The two repositories, published under an MIT open-source license, are Nunchuk CLI and Agent Skills for Nunchuk CLI. The Nunchuk CLI is a command-line interface that allows AI agents to operate within shared, multisignature Bitcoin wallets. Crucially, users retain control of their private keys. The system enforces spending policies; if a transaction proposed by the AI agent exceeds a pre-defined limit, it requires explicit human approval to proceed.
"The agent can operate within bounded authority, but above the limit, the human still has to sign," explained Hugo Nguyen, Nunchuk's founder and CEO, in an interview with Decrypt. "Just as importantly, funding the wallet and authorizing the agent are separate decisions: the wallet can receive funds without automatically increasing what the agent is allowed to spend. That’s the design problem we’re solving."

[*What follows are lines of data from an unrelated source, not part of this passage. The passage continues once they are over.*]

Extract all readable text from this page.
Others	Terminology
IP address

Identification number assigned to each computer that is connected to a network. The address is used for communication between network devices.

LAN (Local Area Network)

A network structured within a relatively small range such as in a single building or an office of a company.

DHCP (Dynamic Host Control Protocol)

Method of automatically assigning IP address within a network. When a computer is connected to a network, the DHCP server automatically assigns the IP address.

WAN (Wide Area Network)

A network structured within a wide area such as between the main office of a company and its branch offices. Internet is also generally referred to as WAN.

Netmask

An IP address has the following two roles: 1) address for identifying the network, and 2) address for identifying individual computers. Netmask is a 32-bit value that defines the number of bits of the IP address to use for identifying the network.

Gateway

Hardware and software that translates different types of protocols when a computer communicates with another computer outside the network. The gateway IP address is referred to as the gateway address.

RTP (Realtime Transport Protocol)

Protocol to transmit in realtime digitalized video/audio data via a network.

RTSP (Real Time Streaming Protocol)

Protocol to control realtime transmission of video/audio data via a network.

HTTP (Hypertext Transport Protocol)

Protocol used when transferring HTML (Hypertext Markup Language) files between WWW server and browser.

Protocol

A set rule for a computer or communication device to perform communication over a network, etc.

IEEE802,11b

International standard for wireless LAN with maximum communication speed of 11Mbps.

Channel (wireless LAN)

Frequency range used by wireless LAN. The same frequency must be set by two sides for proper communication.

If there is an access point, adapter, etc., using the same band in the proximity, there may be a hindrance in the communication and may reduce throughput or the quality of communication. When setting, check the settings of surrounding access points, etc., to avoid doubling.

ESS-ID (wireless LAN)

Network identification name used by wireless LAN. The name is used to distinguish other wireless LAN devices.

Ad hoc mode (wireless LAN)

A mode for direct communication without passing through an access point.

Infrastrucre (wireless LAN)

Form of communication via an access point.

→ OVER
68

Nguyen criticized existing methods, which either grant an AI agent full authority over a standalone wallet or use delegated signing. "The problem with both is the same: once the agent is set up, there's no meaningful check on what it can do with your money. If it's compromised, misconfigured, or just makes a bad call, nothing stops it."
The companion tool, Agent Skills, provides an interface that allows AI models to utilize the CLI for various tasks, including wallet setup, creation, sending participant invitations, configuring approval policies, and executing transactions. The core innovation is the architectural separation between receiving Bitcoin and granting spending authority. Depositing funds into a wallet does not automatically grant the linked AI agent permission to spend them.
"That separation matters," Nunchuk emphasized. "Funding a wallet and authorizing an agent should not be the same decision, and in this model, they aren’t." Spending is governed by configurable policies involving limits, multi-step approvals, or time delays, leveraging the security of multisignature wallets that require multiple keys to authorize a transaction.
Launched in 2020, Nunchuk is an open-source mobile Bitcoin wallet known for its multisignature security features, which support self-custody and inheritance planning. The new tools are targeted at developers building systems that integrate AI automation for financial tasks—like sending payments or managing wallets—while maintaining essential human oversight. "They're the ones who feel the gap most acutely," Nguyen said. "They want to give their agents real financial capabilities, but handing them an unconstrained wallet isn't something they're comfortable with."